Willkommen, Germany!

61 8 0
                                    

JALANAN  masih lenggang ketika Sam mengendarai mini coopernya. Samantha sedang dalam perjalanan ke tempat temannya, untuk mengecek suits yang dibutuhkan Arraya selama tur Eropa dan Amerikanya.

Saking semangatnya, kemarin sepulangnya dari konser peluncuran album baru Arraya, Sam langsung mendesain. Pokoknya, ia harus membuat desain yang membuat laki-laki itu tampak wah di konsernya.

Tidak butuh waktu lama, Sam sampai di tempat tujuannya. Mengetuk pintu dua kali, lalu masuk setelah terdengar sautan dari dalam.

Senyuman Samantha bersambut dengan senyuman manis seorang perempuan paruh baya dengan rambut yang hampir memutih. Wanita itu menyuruh Samantha mendekat.

"Jasnya sudah jadi, pesanan kamu yang kemarin. Dee pasti bangga punya murid seperti kamu, Lyssa."

Samantha menggeleng, "Justru aku yang bangga sama Mbak Dee, Bu. Mbak Dee bisa punya brandnya sendiri. Sedangkan aku, belum sehebat dia."

"Kamu memang selalu merendah, Lyssa. Ibu makin sayang sama kamu," kata wanita itu menepuk-nepuk puncak kepala Sam.

"Ibu nggak keberatan kalau aku minta jahit beberapa jas lagi?" Tanya Samantha, nada gadis itu khawatir.

Pasalnya keadaan Wulandari yang sudah sepuh membuatnya gampang down dan Sam tentu tidak ingin membuat Wulandari  kesusahan.

"Ibu sama sekali nggak keberantan Lyssa, kamu ini kaya ke oranglain aja. Ibu kan udah anggep kamu kaya anak sendiri," kata Wulandari disertai senyuman menenangkannya.

Dari arah pintu nampak seorang wanita tiga puluh tahunan memasuki ruangan.

"Mbak Dee!"

***

"Ibu udah cerita kalau kamu ke sini minggu kemarin, tapi saat itu aku ada di Jogja."

Sam mengangguk mengerti, "Ibu juga udah cerita sama aku kok Mbak, Mbak Dee nggak perlu kepikiran."

Dee menyeruput teh hijaunya sebelum kembali berbicara, "Kenapa kamu mau jadi fashionist artist Sam? Kamu pasti tahu kalau kamu bisa lebih daripada itu kan."

Sam sudah menduga Dee akan mengambil topik ini untuk dibahas. Sebagai guru fashion untuk Sam, Dee tahu jelas kemampuan anak muridnya itu dalam membuat rancangan pakaian. Dan Sam seharusnya mendapatkan pekerjaan yang lebih baik dibanding sekarang.

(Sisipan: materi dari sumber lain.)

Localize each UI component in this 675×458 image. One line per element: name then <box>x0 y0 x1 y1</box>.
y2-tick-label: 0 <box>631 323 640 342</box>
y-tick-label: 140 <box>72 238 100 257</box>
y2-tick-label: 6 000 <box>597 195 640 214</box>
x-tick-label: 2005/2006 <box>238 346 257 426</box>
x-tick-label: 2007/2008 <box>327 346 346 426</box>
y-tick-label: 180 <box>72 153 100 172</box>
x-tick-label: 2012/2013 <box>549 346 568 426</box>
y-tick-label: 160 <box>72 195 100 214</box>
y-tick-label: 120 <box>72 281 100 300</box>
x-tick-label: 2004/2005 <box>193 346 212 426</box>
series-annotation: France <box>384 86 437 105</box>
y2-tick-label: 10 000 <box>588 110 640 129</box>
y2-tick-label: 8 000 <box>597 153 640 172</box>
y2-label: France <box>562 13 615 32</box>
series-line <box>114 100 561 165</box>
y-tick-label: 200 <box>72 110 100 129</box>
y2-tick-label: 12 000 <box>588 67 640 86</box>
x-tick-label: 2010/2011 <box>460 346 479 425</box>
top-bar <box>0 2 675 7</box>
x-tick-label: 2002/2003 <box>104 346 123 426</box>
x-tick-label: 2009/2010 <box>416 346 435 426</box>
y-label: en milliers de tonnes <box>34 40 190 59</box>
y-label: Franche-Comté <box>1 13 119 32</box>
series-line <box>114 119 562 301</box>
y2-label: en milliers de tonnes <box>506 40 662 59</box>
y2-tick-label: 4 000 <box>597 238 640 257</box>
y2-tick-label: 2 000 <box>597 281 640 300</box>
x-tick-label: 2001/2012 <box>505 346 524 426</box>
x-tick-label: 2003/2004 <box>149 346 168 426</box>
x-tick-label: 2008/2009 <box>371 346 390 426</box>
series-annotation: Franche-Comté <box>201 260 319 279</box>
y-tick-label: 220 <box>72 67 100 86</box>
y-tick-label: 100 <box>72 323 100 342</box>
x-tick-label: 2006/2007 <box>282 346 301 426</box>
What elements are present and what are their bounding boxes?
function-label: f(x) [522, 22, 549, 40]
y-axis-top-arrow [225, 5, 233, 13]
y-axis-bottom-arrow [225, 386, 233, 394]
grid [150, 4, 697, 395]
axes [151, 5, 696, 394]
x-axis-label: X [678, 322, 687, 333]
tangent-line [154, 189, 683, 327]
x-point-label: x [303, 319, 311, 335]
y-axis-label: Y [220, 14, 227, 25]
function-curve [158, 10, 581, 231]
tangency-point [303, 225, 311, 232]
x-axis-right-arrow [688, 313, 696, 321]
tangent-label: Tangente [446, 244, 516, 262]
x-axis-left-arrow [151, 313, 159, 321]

"Jangan bilang kamu masih mau lari dari dia?"

"Mbak Dee—"

"Jangan alihkan pembicaraan Lyssa."

Nada yang Dee keluarkan membuat Sam menghela napas lalu mengangguk. Kenyataannya, ia memang masih menghindari dia. Sam masih belum punya banyak keberanian untuk bertemu kembali dengan dia.

"Apa selamanya kamu akan selalu seperti ini Lyssa? Lari dan sembunyi dari dia? Sudah saatnya dia menjelaskan yang sebenarnya terjadi kan Lyss?"

Sam menggeleng, keukeuh dengan pendiriannya, "Semua yang aku lihat saat itu adalah yang terjadi Mbak Dee."

"Kalau kenyataannya bukan begitu, apa kamu tidak akan menyesal?" tanya Dee.

Sam menunduk, menatap gelas porselen yang terisi teh hijau. Batinnya jadi mempertanyakan keputusan yang telah dibuatnya. "Aku udah nggak peduli lagi Mbak. Sekalinya aku udah disakitin, ya udah, semuanya selesai. Aku bukan orang yang bisa ngasih kesempatan kedua gitu aja Mbak."

Dee tahu sifat Sam yang itu.

Krisis kepercayaan.

Sam bukan tipe orang yang mudah percaya dan memberikan seluruh hatinya pada seseorang. Sam tipe yang hati-hati dalam bertindak apalagi melabuhkan hatinya. Tapi disaat dia sudah menemukan pelabuhan terakhirnya, kenyataan mengatakan bahwa pelabuhan tersebut hanyalah sebuah dermaga masa lalu yang harus ditinggalkan.